How you can keep an urchin test in a bouncy truck and not break it is beyond me.

Charles said...

I used to like that stuff; the wind in the trees, waves against the shore. Not any more. Give me a car alarm, or a garbage truck backing up, or incoherent subway announcements that pierce, makeing everyone wince.

Ontario Wanderer said...

We have new "used" cars that the dealers cleaned up so all of our "museum pieces" are in the house right now. Yes, rocks from every trip and from the top of every mountain climbed and sea coast visited as well as sea shells, egg shells, feathers, driftwood, etc. Some of it has turned into mobiles that have been hung and/or sold and some just sits to collect dust and memeories.

Rurality said...

RD I know what you mean. I found some ticket stubs with dates and I felt like I was on an expedition.

Nio & Swampy, we stayed a short time in Maine before heading for Nova Scotia.
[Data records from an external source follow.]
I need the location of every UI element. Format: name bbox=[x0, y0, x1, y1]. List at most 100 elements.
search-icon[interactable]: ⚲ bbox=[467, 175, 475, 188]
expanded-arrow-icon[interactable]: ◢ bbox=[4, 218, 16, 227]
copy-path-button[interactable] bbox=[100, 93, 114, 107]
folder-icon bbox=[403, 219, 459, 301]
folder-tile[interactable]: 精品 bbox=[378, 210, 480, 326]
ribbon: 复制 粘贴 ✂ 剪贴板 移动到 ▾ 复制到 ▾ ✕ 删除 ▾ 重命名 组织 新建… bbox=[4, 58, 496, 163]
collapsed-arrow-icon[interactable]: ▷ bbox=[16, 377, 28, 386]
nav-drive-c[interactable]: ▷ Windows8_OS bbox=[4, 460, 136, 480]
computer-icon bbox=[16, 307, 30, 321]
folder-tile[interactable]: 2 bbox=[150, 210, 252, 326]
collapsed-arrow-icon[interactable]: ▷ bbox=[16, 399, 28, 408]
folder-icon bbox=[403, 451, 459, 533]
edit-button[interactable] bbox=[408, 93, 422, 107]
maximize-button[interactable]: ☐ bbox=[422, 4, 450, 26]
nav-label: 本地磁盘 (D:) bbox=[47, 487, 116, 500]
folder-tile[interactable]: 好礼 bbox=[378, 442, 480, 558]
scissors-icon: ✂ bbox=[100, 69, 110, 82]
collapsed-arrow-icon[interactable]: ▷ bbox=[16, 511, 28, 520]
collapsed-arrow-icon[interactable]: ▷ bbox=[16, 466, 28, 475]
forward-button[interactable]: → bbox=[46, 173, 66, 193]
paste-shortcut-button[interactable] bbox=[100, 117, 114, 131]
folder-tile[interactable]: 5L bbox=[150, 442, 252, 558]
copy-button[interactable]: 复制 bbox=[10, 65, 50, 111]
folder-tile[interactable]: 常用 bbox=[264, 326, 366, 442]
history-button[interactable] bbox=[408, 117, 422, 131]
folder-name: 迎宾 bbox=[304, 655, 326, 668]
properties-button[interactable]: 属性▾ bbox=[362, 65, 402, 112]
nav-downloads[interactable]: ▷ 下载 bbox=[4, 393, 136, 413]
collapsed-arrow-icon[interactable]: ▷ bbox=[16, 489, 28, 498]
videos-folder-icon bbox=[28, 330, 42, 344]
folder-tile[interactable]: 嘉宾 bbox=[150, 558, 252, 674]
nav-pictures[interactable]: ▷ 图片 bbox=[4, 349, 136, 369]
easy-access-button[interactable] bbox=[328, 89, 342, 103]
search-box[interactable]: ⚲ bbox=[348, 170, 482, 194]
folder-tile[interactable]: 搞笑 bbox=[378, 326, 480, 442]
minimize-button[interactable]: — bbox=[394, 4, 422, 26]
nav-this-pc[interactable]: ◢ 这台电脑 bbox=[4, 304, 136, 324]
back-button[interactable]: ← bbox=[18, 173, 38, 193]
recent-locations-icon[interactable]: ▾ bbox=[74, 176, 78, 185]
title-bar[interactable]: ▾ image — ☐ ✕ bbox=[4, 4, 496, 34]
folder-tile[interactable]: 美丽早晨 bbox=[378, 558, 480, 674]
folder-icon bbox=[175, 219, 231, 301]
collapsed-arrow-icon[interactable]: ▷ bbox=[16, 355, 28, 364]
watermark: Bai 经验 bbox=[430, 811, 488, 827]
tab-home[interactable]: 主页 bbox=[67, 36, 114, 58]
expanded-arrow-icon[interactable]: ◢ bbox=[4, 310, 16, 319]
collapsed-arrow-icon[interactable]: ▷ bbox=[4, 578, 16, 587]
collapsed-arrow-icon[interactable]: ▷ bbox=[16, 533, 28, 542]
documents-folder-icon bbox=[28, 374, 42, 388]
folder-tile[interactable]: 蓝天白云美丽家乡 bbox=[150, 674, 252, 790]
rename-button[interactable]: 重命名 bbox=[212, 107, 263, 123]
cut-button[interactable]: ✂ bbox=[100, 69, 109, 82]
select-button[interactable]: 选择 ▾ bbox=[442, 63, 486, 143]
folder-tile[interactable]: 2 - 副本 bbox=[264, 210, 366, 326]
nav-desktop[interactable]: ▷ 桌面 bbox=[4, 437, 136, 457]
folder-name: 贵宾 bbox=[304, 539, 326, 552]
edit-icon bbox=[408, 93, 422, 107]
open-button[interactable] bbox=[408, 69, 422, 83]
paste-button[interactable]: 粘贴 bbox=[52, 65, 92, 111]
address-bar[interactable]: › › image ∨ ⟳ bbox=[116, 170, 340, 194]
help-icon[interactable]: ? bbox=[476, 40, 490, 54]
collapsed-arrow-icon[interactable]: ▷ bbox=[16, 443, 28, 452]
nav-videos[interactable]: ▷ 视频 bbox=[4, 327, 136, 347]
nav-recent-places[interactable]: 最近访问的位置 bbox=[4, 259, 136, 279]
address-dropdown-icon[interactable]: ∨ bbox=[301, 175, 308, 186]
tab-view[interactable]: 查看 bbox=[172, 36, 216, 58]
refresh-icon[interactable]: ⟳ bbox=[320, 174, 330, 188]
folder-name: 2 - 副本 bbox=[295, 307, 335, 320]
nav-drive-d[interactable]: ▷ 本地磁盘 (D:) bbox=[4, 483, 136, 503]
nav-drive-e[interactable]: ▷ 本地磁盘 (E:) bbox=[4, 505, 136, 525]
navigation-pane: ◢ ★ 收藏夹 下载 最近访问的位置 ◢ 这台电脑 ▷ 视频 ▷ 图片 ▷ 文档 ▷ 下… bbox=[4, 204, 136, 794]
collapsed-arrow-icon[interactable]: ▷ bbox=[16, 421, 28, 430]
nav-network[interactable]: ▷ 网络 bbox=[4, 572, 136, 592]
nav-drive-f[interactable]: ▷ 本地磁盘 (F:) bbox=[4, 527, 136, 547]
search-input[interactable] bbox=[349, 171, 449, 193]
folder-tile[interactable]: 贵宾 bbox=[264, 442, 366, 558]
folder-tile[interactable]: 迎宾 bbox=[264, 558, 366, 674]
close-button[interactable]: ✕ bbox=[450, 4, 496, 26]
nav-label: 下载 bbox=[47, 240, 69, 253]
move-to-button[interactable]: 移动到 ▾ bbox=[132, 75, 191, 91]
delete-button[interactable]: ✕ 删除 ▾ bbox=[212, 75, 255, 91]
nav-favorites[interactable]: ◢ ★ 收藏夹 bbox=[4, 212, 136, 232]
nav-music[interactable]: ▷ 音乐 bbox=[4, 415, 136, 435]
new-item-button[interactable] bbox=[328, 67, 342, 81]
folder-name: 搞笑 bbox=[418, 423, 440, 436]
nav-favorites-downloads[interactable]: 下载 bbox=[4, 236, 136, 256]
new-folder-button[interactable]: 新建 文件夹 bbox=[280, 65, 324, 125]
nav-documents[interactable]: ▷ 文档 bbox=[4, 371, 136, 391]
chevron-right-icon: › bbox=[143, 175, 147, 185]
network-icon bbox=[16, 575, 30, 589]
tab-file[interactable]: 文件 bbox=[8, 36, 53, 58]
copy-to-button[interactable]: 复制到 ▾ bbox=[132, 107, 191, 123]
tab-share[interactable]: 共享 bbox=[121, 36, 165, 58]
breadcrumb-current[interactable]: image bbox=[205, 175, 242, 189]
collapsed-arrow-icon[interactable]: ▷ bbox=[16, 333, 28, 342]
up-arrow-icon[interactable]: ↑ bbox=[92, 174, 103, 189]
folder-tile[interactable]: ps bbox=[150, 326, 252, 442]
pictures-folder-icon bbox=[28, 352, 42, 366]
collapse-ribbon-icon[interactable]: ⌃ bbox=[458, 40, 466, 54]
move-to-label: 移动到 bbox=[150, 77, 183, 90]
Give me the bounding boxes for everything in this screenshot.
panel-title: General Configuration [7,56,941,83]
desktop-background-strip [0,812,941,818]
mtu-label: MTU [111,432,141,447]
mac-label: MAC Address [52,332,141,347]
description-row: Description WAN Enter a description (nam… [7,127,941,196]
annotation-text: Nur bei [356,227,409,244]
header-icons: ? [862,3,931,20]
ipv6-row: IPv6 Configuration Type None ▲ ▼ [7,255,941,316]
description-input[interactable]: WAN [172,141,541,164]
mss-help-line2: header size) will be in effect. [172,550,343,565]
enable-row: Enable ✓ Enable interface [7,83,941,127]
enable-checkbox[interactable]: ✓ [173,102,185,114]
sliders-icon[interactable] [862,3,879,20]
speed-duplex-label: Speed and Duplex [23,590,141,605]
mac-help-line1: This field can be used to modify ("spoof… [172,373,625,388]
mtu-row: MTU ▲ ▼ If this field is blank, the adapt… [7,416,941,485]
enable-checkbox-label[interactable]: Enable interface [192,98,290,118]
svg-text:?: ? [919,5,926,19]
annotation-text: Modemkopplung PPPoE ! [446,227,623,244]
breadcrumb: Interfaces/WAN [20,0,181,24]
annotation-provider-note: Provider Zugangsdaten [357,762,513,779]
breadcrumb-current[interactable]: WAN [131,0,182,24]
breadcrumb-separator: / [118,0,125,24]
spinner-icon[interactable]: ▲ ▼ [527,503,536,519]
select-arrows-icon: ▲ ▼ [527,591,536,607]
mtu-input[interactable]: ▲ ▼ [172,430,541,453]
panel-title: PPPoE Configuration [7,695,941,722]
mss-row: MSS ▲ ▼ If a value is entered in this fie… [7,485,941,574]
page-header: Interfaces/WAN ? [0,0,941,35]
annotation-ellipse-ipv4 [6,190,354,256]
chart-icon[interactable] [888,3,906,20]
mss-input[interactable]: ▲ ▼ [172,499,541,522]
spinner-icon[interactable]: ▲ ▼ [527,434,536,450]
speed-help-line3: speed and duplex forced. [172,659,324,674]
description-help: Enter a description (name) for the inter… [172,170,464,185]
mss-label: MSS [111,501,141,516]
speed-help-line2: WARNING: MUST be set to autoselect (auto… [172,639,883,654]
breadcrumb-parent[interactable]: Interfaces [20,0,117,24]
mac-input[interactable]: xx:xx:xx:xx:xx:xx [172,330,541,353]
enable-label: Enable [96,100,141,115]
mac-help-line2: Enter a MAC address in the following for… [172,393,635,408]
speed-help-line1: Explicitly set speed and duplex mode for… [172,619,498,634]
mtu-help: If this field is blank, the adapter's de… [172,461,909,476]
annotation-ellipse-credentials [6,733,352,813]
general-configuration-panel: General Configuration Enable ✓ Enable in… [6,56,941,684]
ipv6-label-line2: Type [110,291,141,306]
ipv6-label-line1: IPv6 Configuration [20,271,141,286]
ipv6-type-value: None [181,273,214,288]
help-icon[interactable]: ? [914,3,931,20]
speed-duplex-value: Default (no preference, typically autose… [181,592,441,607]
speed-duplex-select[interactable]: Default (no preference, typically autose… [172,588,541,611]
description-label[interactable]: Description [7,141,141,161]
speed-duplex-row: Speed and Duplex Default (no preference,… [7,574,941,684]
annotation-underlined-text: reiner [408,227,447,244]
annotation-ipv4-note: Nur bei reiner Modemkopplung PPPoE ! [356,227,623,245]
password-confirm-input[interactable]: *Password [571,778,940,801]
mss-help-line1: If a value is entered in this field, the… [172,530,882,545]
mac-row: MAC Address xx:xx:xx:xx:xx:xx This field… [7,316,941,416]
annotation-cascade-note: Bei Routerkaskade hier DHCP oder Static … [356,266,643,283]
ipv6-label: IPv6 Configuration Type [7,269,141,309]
Would love to go back there some time. Wanted to spend way more time at Acadia Nat'l Park.

Jenn I was there once, but on a job interview... saw Catalina island from a restaurant but that was about it.

Deb I've got whole bags full of smooth rocks from Canada! I think there used to be a few in this cubbyhole but we moved them to the top of a plant I believe.

Thingfish, I know what you mean. But there's just something about 6 FEET of gum and a road trip...

Ron that sounds kind of interesting. I'd probably want to to some mosaic stuff with that. If you come across the lamp you should post a picture!

Thisbe, now you've got me wanting to go there. That would be so cool. I'd be wanting to smuggle home tons of that in my pockets.

Pablo, you owe me a picture... :)

Floridacracker - interesting! The truck isn't bouncy though. That's why we take it on long trips. It's the most comfortable vehicle I've ridden in actually.

Charles I'm not sure if you're just in the right place, or if you've adapted to your environment!

OW, mobiles, eh? That sounded good for a minute, til I remembered the cats!